Sentada, meto mis pies en el agua, el sol pega directamente en mi cara y una voz me dice a mi izquierda:
-Por qué tan sola, en este lugar en el que todo el mundo esta feliz? Y tu te ves tan pensativa…
-Sola, mmm no, más bien eso… pensativa
Luego de esas palabras una enorme sonrisa en tus labios, me extendiste la mano y me invitaste a nadar contigo al tiempo que te quitabas esos lentes oscuros y me decías tu nombre y el gusto que te daba conocerme.
Un alma tranquila entre tantos borrachos decías.
No había visto unos ojos tan azules como los tuyos nunca y a la fecha me parecen los más azules… los más profundos.

Ese día todo lo pase contigo, esa noche… también.

Acompáñame a mi cuarto, te dije, no sentía la más mínima inhibición desde el momento en el que me sonreíste.
Llegamos a la habitación y tus manos reposaban sobre mi cintura, nuestro cuerpo aún mojado, luego de meternos a nadar.
No soportaba más entre tantos besos y tanto (deseo) de estar juntos sin que nadie nos viera, a solas.
Mientras íbamos entrando al cuarto besabas mi cuello y con tus dientes desamarrabas mi bikini, tus manos subieron de mi cintura a mi pecho y ahí se quedaron explorando un buen rato, me diste la vuelta y yo solo conseguí empujar la puerta de entrada y sumirme profundamente en un beso.

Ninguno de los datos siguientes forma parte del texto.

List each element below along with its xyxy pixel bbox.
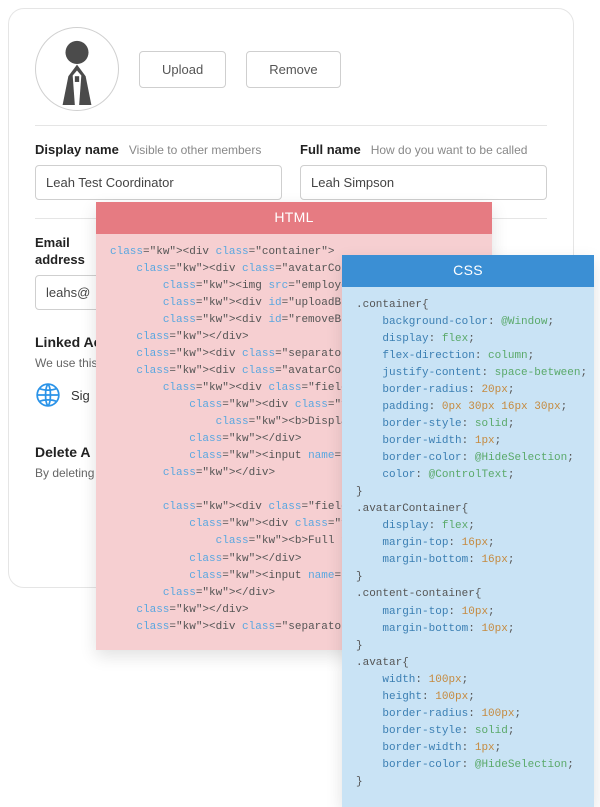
globe-icon	[35, 382, 61, 408]
remove-button[interactable]: Remove	[246, 51, 340, 88]
display-name-hint: Visible to other members	[129, 143, 262, 157]
separator	[35, 125, 547, 126]
css-code-panel: CSS .container{ background-color: @Windo…	[342, 255, 594, 807]
full-name-input[interactable]	[300, 165, 547, 200]
avatar-row: Upload Remove	[35, 27, 547, 111]
display-name-field: Display name Visible to other members	[35, 142, 282, 200]
person-icon	[41, 33, 113, 105]
name-fields-row: Display name Visible to other members Fu…	[35, 142, 547, 200]
avatar[interactable]	[35, 27, 119, 111]
full-name-field: Full name How do you want to be called	[300, 142, 547, 200]
linked-account-label: Sig	[71, 388, 90, 403]
html-tab[interactable]: HTML	[96, 202, 492, 234]
css-code-snippet: .container{ background-color: @Window; d…	[342, 287, 594, 807]
css-tab[interactable]: CSS	[342, 255, 594, 287]
full-name-label: Full name	[300, 142, 361, 157]
display-name-input[interactable]	[35, 165, 282, 200]
email-label-2: address	[35, 252, 85, 267]
full-name-hint: How do you want to be called	[371, 143, 528, 157]
upload-button[interactable]: Upload	[139, 51, 226, 88]
display-name-label: Display name	[35, 142, 119, 157]
email-label-1: Email	[35, 235, 70, 250]
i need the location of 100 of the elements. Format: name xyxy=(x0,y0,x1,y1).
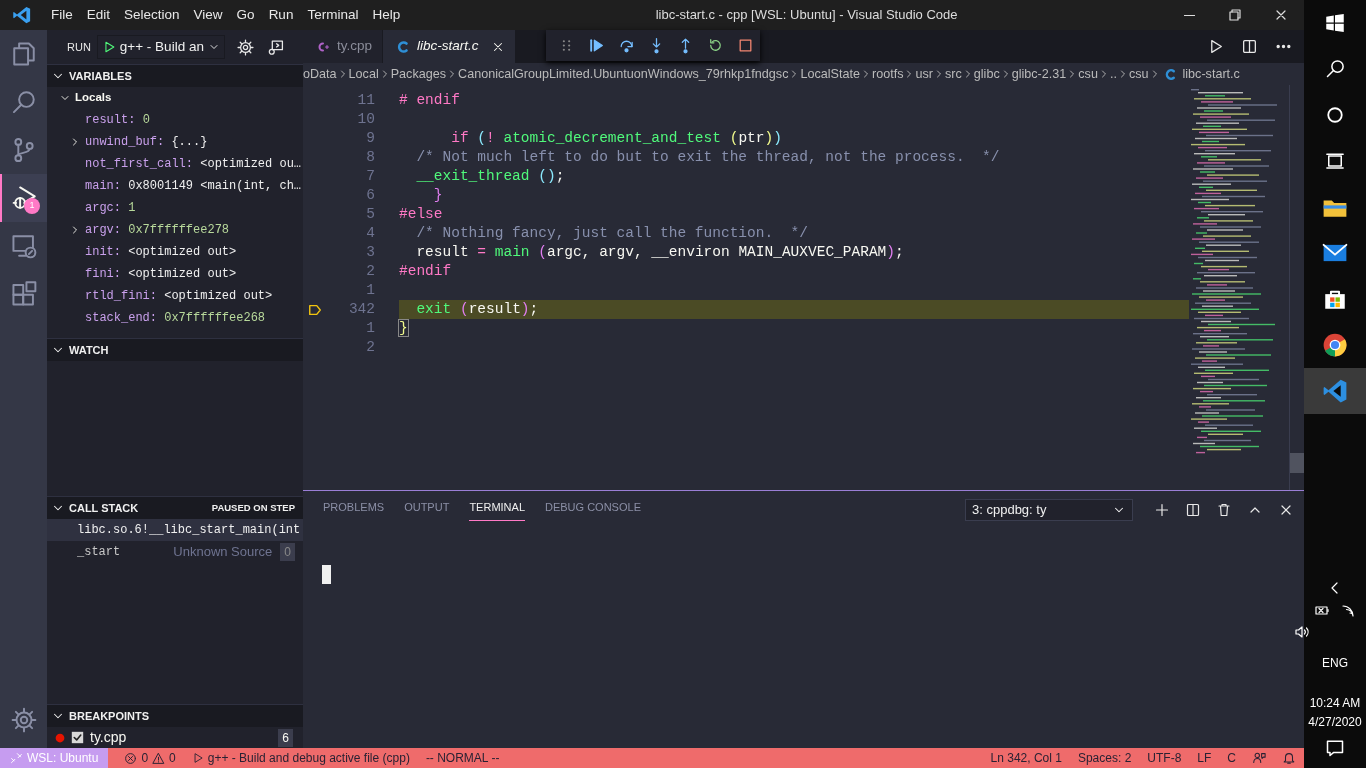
sidebar-title: RUN xyxy=(67,39,91,55)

Recargados en la pared.
Me llevaste a la ducha y ahí me cargaste y yo entre el agua y tu saliva me sentía más húmeda que nunca en mi vida, luego fuiste extremadamente tierno, yo seguía enredada a tu cuerpo y tu me abrazabas y besabas toda.

Vamos a la cama, me dices al oído, tan despacio, y al tiempo me besas la oreja, estoy que exploto y solo asiento con la cabeza.

Me encantas todo, me encanta como me miras, como me tocas, como me besas, como tratas tanto de hacerme feliz.

Abres mis piernas con tu cabeza y con tu lengua exploras todo mi sexo, no sé que es lo que haces ahí abajo pero me encanta, nadie nunca me había hecho sentir así, nadie nunca me había hecho vibrar como tu, nadie… nunca.
Incontrolable todo lo que siento, emocional y físicamente, mis piernas empiezan a temblar y mi espalda se arquea hasta que el río dentro de mi se desborda dejándome sin aliento y rendida ante tus besos.

Exhaustos, sugieres vayamos al balcón a despedir el día, tomas una cobija y nos envuelves a los dos en ella, nos sentamos a la luz de la luna y besas mi frente.